C’est ainsi que, lors de l’élection législative de 2012, seulement 34 élections triangulaires se sont effectivement tenues au second tour, alors qu’elles étaient possibles dans 46 cas. 8 candidats se sont donc retirés au profit d’un autre, le plus souvent pour faire barrage au FN. À l’issue du premier tour de dimanche dernier, les cas de triangulaires dans certaines circonscriptions font ainsi l’actualité, notamment dans le département du Lot-et-Garonne : certains se désistent, comme la candidate Nupes Maryse Combres, d’autres se maintiennent, comme le député LREM sortant Alexandre Freschi, auquel le parti a retiré l’investiture.
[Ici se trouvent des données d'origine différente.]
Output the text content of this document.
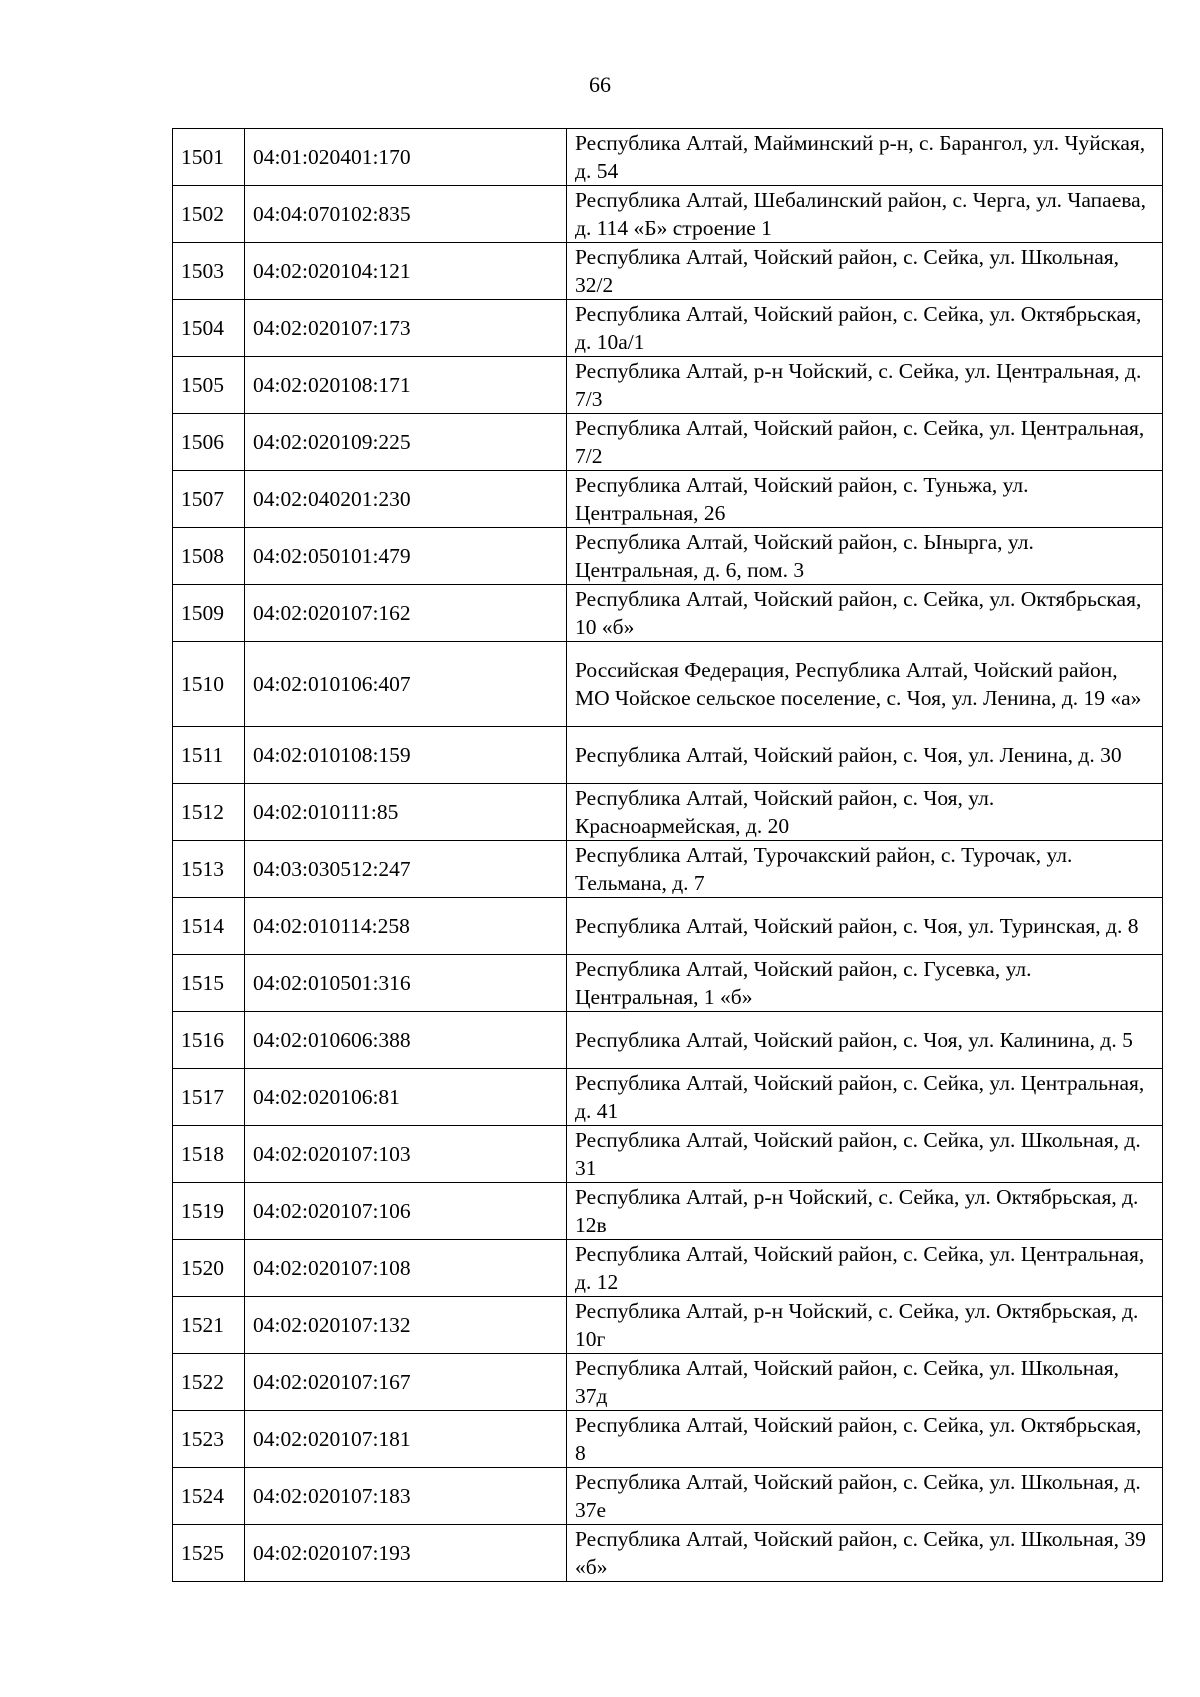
66
1501	04:01:020401:170	Республика Алтай, Майминский р-н, с. Барангол, ул. Чуйская, д. 54
1502	04:04:070102:835	Республика Алтай, Шебалинский район, с. Черга, ул. Чапаева, д. 114 «Б» строение 1
1503	04:02:020104:121	Республика Алтай, Чойский район, с. Сейка, ул. Школьная, 32/2
1504	04:02:020107:173	Республика Алтай, Чойский район, с. Сейка, ул. Октябрьская, д. 10а/1
1505	04:02:020108:171	Республика Алтай, р-н Чойский, с. Сейка, ул. Центральная, д. 7/3
1506	04:02:020109:225	Республика Алтай, Чойский район, с. Сейка, ул. Центральная, 7/2
1507	04:02:040201:230	Республика Алтай, Чойский район, с. Туньжа, ул. Центральная, 26
1508	04:02:050101:479	Республика Алтай, Чойский район, с. Ынырга, ул. Центральная, д. 6, пом. 3
1509	04:02:020107:162	Республика Алтай, Чойский район, с. Сейка, ул. Октябрьская, 10 «б»
1510	04:02:010106:407	Российская Федерация, Республика Алтай, Чойский район, МО Чойское сельское поселение, с. Чоя, ул. Ленина, д. 19 «а»
1511	04:02:010108:159	Республика Алтай, Чойский район, с. Чоя, ул. Ленина, д. 30
1512	04:02:010111:85	Республика Алтай, Чойский район, с. Чоя, ул. Красноармейская, д. 20
1513	04:03:030512:247	Республика Алтай, Турочакский район, с. Турочак, ул. Тельмана, д. 7
1514	04:02:010114:258	Республика Алтай, Чойский район, с. Чоя, ул. Туринская, д. 8
1515	04:02:010501:316	Республика Алтай, Чойский район, с. Гусевка, ул. Центральная, 1 «б»
1516	04:02:010606:388	Республика Алтай, Чойский район, с. Чоя, ул. Калинина, д. 5
1517	04:02:020106:81	Республика Алтай, Чойский район, с. Сейка, ул. Центральная, д. 41
1518	04:02:020107:103	Республика Алтай, Чойский район, с. Сейка, ул. Школьная, д. 31
1519	04:02:020107:106	Республика Алтай, р-н Чойский, с. Сейка, ул. Октябрьская, д. 12в
1520	04:02:020107:108	Республика Алтай, Чойский район, с. Сейка, ул. Центральная, д. 12
1521	04:02:020107:132	Республика Алтай, р-н Чойский, с. Сейка, ул. Октябрьская, д. 10г
1522	04:02:020107:167	Республика Алтай, Чойский район, с. Сейка, ул. Школьная, 37д
1523	04:02:020107:181	Республика Алтай, Чойский район, с. Сейка, ул. Октябрьская, 8
1524	04:02:020107:183	Республика Алтай, Чойский район, с. Сейка, ул. Школьная, д. 37е
1525	04:02:020107:193	Республика Алтай, Чойский район, с. Сейка, ул. Школьная, 39 «б»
Aujourd’hui, ces mécanismes sont purement marginaux au regard des résultats en termes de sièges concernés. De plus, la recomposition du paysage politique est telle que le passé ne peut servir de référence. En effet, pour la deuxième fois depuis 2017, le deuxième tour de l’élection présidentielle a vu s’affronter un Président soutenu par une majorité d’idéologie et de provenance politique hétéroclites et une candidate du Rassemblement National qui n’a cessé de progresser dans les urnes depuis la première candidature du parti en 1974. Aussi, le “faire barrage à …”  a commencé à perdre son sens dans un contexte où la qualification de l’extrême droite à des second tours d’élections n’est presque plus exceptionnelle.